The Israeli intelligence officials spoke to Yona Baumel and gently tried to help him realize that he was building castles in the air. Baumel had a hard time accepting what they said, but he agreed with them that all that he had were verbal sources, not tangible proof with pictures, tapes or other substantial evidence.
Baumel was a very practical person and did not only rely on Sliman. When he found out that the Stasi — the spy service of former East Germany — had good ties, he contacted the organization. They agreed to make some inquiries among their Syrian counterparts, and according to Baumel, the information he received was similar to what Sliman had given him. (One can’t help but wonder if the Arabs were deliberately and sadistically feeding lies to the family, both to prolong their agony as well as to turn them against the government.)

In Yona Baumel’s travels to search out any good connection that someone had with the Syrians, he reached a certain Middle Eastern country, where Israelis do not travel, and met a Maronic cleric who was known for his close ties to the Syrians. Baumel spoke to the man’s conscience, and he agreed to travel to Damascus to probe the matter.

When he returned, Baumel and his wife met the man, and he presented them with certain questions about their son that only Yona and his wife could possibly know about. “I have information that even the Israeli defense establishment doesn’t have,” Baumel would often say. It was information that encouraged him, personally, but obviously, did not lead to any breakthrough.

All His Life Channeled Into One Mission

Baumel’s granddaughter, Shiffy Haberman, says that her grandfather’s condition began to deteriorate when he realized that time was passing and he was not likely to know what had befallen his son. At the same time, she stresses: “Saba was a man of remarkable faith whose bitachon in Hakadosh Baruch Hu is what kept him going on this earth, along with the huge hope that coursed through him that he would yet merit to see Zecharia.”

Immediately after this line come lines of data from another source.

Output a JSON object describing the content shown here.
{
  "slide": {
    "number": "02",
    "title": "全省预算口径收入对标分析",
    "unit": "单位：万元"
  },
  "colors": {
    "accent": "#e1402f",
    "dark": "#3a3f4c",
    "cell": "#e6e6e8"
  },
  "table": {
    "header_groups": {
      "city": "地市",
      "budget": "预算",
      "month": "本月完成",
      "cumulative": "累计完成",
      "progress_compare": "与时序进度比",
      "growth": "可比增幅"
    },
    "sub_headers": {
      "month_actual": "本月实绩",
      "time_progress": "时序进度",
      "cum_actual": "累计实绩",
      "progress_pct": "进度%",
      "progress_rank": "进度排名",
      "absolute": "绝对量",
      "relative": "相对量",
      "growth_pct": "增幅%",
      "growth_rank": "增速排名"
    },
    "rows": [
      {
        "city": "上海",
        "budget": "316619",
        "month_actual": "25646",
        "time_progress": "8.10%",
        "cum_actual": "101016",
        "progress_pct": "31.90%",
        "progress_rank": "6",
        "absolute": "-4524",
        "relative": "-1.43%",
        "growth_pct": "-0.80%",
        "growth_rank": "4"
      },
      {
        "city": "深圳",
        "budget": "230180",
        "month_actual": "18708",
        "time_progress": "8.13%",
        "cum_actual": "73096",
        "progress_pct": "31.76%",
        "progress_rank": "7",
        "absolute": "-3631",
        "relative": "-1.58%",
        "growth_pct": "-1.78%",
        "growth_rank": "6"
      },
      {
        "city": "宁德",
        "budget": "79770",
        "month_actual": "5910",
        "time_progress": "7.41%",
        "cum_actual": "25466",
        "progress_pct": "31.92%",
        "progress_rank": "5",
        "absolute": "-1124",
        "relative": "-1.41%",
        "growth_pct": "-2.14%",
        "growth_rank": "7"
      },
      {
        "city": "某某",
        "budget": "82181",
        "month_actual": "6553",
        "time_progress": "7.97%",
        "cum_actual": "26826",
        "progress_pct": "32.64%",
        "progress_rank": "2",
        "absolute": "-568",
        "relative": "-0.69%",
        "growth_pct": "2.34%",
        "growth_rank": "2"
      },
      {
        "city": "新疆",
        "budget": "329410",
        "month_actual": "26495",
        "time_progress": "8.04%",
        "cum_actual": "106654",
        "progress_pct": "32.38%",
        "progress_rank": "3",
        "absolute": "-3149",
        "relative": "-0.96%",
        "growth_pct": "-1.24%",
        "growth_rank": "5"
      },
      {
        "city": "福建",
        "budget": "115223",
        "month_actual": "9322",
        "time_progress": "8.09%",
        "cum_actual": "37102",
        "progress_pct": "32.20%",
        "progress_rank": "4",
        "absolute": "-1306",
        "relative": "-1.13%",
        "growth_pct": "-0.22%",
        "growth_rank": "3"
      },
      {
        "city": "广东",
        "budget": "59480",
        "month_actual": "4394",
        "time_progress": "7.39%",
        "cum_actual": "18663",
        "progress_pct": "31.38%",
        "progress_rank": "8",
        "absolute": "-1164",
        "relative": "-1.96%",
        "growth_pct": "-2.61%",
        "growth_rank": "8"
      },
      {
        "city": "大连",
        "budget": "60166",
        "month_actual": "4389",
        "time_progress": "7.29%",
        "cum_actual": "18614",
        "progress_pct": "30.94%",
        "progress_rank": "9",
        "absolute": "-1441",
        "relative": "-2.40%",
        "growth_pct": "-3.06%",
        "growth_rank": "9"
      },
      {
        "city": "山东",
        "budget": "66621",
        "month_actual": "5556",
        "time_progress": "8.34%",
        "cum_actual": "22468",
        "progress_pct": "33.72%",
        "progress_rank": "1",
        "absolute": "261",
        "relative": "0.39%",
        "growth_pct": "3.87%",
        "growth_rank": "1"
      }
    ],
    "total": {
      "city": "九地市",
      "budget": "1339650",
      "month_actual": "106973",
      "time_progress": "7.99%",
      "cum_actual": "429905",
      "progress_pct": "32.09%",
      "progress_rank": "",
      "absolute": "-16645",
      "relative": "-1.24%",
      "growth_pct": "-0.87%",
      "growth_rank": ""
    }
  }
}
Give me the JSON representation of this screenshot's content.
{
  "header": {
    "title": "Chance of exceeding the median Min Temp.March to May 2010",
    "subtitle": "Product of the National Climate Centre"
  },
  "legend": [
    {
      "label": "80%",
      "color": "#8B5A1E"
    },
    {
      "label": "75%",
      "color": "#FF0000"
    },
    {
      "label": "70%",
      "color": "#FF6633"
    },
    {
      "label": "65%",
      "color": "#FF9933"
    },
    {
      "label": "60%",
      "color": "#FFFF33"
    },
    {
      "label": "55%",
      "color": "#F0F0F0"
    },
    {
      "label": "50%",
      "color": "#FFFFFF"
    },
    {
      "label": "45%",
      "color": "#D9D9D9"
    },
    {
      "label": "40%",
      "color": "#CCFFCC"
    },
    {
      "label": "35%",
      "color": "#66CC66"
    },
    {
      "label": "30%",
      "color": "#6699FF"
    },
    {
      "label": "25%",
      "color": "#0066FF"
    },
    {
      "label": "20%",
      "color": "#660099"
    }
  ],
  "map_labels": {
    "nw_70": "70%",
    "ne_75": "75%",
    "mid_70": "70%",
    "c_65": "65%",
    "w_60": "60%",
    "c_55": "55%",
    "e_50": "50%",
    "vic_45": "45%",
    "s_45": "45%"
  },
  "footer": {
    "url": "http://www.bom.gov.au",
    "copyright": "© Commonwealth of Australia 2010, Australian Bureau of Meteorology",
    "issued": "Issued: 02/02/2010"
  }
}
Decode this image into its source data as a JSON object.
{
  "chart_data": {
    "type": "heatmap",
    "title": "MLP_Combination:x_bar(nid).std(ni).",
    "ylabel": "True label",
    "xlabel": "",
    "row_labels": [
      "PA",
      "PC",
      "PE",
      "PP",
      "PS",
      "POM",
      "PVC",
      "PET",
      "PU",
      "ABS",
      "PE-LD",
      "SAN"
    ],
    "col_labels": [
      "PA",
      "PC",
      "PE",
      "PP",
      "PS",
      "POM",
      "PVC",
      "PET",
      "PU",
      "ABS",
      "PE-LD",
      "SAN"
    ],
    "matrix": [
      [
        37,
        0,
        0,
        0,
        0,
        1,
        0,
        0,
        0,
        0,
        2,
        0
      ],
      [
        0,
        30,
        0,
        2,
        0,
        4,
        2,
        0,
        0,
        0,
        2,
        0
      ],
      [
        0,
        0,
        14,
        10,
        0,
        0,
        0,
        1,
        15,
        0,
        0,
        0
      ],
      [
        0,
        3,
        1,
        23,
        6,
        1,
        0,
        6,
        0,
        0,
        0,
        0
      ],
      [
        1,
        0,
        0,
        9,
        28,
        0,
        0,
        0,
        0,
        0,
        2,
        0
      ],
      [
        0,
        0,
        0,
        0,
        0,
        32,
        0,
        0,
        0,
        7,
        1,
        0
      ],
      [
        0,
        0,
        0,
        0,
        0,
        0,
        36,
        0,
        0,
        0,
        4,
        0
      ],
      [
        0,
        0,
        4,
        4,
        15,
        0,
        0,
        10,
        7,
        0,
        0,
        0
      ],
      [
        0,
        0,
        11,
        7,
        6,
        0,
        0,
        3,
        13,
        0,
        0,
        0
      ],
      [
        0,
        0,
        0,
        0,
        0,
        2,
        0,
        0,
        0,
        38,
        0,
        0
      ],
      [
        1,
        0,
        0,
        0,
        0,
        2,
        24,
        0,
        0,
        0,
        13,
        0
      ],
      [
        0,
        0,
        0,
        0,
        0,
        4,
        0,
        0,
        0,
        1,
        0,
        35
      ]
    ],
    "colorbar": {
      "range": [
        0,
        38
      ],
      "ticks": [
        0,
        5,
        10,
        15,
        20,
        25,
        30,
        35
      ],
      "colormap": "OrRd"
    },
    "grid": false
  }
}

The granddaughter reveals that a few hours before his passing, when he was already bedridden, and he saw that his condition was poor, he tried to sit up, and requested, “Dress me in a white shirt.” The family tried to persuade him that this would be too difficult. But he insisted: “I want to be dressed for Shabbos at this time,” he said. Then he also put on the expression reserved for conversations with senior officials and dignitaries who came to pressure him to be more flexible and to agree to declare Zecharia a fallen soldier, an expression that radiated the intensity of his convictions. Haberman says the family conceded and with great effort, dressed him in his Shabbos clothes. “He left this world wearing them.”

He went without knowing that his beloved son would only be found a decade later, and that Zecharia was no longer alive.